Eu sou uma pessoa de poucas palavras ditas, gosto das escritas. Isso me faz ser uma boa ouvinte e eu gosto de ouvir/ler o que as pessoas têm a dizer, principalmente sobre os acontecimentos das suas vidas. Em especial aqueles que me deixam mais ainda sem palavras. Aquele papo que ao final eu vou soltar algo do tipo: nossa, nem sei o que dizer! Eu li o novo livro da jornalista Eliane Brum, “Meus desacontecimentos – a história da minha vida com palavras” (Editora Leya, 144 páginas), e foi exatamente esse o meu pensamento ao terminá-lo.
Às vezes me perguntam o que aconteceria comigo se não existisse a palavra escrita.

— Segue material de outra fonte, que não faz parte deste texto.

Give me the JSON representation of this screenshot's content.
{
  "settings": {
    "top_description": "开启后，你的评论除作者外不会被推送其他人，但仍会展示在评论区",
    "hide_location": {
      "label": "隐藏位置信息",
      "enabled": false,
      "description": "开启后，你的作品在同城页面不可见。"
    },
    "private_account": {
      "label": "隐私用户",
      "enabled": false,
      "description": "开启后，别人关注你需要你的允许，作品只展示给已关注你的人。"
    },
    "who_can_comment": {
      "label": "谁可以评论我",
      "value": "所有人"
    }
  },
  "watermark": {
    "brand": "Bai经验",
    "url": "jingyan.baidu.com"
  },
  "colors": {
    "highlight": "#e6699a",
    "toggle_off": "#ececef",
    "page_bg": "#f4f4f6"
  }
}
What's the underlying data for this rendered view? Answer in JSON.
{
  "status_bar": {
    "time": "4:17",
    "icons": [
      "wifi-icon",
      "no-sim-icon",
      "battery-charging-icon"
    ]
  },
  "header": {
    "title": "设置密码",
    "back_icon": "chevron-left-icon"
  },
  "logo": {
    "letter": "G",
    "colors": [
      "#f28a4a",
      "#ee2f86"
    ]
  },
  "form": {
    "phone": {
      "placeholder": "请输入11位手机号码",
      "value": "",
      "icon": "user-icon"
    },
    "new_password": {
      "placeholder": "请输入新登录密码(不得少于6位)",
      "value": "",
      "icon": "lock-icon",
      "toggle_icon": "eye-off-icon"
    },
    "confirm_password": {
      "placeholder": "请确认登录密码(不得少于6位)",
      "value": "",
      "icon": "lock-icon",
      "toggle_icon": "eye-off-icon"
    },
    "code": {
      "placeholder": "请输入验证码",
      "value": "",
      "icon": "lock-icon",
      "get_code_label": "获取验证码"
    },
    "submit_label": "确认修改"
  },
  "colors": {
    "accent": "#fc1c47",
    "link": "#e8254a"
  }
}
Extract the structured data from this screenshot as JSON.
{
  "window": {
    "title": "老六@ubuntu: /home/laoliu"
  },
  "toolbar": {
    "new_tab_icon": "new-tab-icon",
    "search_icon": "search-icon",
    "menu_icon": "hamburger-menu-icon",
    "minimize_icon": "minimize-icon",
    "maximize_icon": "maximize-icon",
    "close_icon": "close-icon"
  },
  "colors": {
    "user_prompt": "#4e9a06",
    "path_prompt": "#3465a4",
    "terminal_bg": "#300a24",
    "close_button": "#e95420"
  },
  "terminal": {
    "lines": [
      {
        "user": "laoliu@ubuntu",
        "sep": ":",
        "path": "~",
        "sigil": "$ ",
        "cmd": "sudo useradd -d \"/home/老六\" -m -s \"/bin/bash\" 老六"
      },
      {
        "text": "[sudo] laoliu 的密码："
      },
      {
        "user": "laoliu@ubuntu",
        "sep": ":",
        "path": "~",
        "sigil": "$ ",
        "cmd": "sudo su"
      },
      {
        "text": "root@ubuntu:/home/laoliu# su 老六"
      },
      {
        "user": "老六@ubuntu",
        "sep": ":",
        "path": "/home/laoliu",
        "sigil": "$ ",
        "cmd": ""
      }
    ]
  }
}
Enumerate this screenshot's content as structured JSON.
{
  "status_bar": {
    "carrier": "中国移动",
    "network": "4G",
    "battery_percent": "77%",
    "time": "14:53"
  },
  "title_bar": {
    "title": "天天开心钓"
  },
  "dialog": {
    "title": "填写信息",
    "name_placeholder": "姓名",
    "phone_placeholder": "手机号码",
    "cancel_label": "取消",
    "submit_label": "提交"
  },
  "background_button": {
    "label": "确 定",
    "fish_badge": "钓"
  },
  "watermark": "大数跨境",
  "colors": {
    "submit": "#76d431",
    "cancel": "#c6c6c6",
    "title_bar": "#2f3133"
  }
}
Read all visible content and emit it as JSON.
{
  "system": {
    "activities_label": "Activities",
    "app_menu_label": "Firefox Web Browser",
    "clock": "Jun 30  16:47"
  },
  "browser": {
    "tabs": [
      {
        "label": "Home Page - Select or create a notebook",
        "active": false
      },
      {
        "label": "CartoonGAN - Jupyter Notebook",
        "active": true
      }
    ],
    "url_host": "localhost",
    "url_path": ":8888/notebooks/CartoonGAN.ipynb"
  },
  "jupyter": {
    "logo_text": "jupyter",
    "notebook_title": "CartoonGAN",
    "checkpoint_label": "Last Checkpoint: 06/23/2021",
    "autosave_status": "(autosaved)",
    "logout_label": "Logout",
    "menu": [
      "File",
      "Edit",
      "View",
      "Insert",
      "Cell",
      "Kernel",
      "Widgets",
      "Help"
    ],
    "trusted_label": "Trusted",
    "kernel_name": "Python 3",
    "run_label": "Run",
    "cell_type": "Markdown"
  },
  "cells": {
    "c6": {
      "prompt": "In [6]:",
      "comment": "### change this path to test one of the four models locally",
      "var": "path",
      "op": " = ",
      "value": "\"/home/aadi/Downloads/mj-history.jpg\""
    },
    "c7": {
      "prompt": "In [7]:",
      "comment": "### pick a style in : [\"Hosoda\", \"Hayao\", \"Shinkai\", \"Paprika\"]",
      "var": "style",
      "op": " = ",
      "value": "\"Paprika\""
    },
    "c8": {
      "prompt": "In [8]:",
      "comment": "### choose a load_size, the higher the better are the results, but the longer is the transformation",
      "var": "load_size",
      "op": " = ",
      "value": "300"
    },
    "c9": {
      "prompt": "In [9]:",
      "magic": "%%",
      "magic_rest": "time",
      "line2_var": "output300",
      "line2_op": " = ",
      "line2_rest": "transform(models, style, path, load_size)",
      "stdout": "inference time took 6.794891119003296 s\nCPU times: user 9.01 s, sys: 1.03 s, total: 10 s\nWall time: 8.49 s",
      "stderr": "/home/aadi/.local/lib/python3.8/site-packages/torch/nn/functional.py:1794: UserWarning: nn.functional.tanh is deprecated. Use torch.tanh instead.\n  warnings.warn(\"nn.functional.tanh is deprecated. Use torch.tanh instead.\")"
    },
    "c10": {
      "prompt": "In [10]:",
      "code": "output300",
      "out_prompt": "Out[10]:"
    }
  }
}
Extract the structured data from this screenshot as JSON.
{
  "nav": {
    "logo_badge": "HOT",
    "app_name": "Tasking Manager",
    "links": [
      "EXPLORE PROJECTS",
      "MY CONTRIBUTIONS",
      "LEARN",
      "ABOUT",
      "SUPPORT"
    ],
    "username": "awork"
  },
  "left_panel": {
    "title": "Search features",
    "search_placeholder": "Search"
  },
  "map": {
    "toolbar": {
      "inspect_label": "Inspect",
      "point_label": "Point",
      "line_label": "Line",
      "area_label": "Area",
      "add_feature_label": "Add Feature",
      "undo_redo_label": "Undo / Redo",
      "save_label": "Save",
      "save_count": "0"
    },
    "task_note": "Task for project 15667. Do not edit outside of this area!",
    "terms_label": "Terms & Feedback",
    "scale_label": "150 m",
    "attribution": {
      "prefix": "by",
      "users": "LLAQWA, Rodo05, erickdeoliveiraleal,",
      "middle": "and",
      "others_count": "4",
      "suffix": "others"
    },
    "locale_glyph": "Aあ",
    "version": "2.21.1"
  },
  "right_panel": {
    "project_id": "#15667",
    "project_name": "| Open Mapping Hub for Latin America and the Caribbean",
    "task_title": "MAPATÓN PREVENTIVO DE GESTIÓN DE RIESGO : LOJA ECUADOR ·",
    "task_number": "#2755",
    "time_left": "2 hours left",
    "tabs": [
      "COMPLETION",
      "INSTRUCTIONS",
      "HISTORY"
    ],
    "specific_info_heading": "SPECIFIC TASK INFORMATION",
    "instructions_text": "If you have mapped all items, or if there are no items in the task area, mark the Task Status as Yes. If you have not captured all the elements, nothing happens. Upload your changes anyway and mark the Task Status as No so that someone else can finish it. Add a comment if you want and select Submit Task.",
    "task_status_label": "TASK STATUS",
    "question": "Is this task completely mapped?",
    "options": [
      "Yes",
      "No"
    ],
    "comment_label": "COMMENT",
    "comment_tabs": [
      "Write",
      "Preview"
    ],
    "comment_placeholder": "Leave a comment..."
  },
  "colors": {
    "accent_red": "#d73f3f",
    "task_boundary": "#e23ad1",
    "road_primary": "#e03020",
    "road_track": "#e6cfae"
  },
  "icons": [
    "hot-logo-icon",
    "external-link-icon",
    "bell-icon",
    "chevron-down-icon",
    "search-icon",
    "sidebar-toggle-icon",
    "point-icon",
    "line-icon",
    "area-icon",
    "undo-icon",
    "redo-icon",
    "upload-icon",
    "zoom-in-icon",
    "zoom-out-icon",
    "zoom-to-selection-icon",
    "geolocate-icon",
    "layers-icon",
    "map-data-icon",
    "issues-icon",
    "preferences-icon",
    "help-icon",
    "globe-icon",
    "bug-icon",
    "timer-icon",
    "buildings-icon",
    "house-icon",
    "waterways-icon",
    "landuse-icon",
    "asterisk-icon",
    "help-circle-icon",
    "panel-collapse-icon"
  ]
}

Eu respondo: teria me assassinado, consciente ou não de que estava me matando. É uma resposta dramática, e eu sou dramática. O que tento dizer é que, se não pudesse rasgar o papel com a caneta, ainda que numa tela digital, eu possivelmente rasgaria o meu corpo. E, em algum momento, o rasgaria demais. – pag 17
Não há dúvidas que a relação da Eliane com as palavras é uma relação íntima, de entrega necessária, um caso até de sobrevivência e poder conhecer essa história foi um prazer. Eliane nos deixou entrar na sua “vida com as palavras” também de forma íntima, não nos poupou dos detalhes, das feridas, dos dramas e nos inundou de poesia. Transformar o cotidiano, o banal, a sua vida, diante dos olhos dos outros, em poesia não é para muitos. É um dom.
A jornalista que já narrou várias vidas, agora narra a sua própria. Nos apresenta sua avó com “as histórias urdidas com retalhos pinçados do território sem fronteiras do ontem” e que sabia “que, para algumas vidas, é mais fácil mudar o passado que o futuro”; o seu primeiro ato revolucionário de queimar a parede da prefeitura com um fósforo; sua irmã para sempre viva e seus irmãos; o início da sua paixão pela leitura e pelos livros e muitos outros desacontecimentos.
Aprendi nesse território por desbravar que o princípio não é o verbo, mas o cheiro. Meu primeiro ato era inspirar aquelas folhas virgens, as quais eu seria a primeira a decifrar. Depois eu passava a ponta dos dedos na capa, sentindo a pele e a forma, acariciava as páginas com reverência. Só então lia a primeira palavra, toda arrepiada. Até hoje repito esse ato nas livrarias, causando algum estranhamento. Para mim, os livros sempre foram sagrados, mas apenas para que pudessem ser profanados. Mais tarde eu faria sexo da mesma maneira, ligando os corpos e as letras para sempre na minha apreensão do mundo. – pag 102
Um dos meus hábitos de leitura é marcar com post-it as partes que mais me chamaram atenção em um livro e algumas frases destaco com marcador de texto, mas depois que termino de ler retiro os post-it sem pena. Só que resolvi não retirar os post-it desta vez. Poucas páginas, grandes significados.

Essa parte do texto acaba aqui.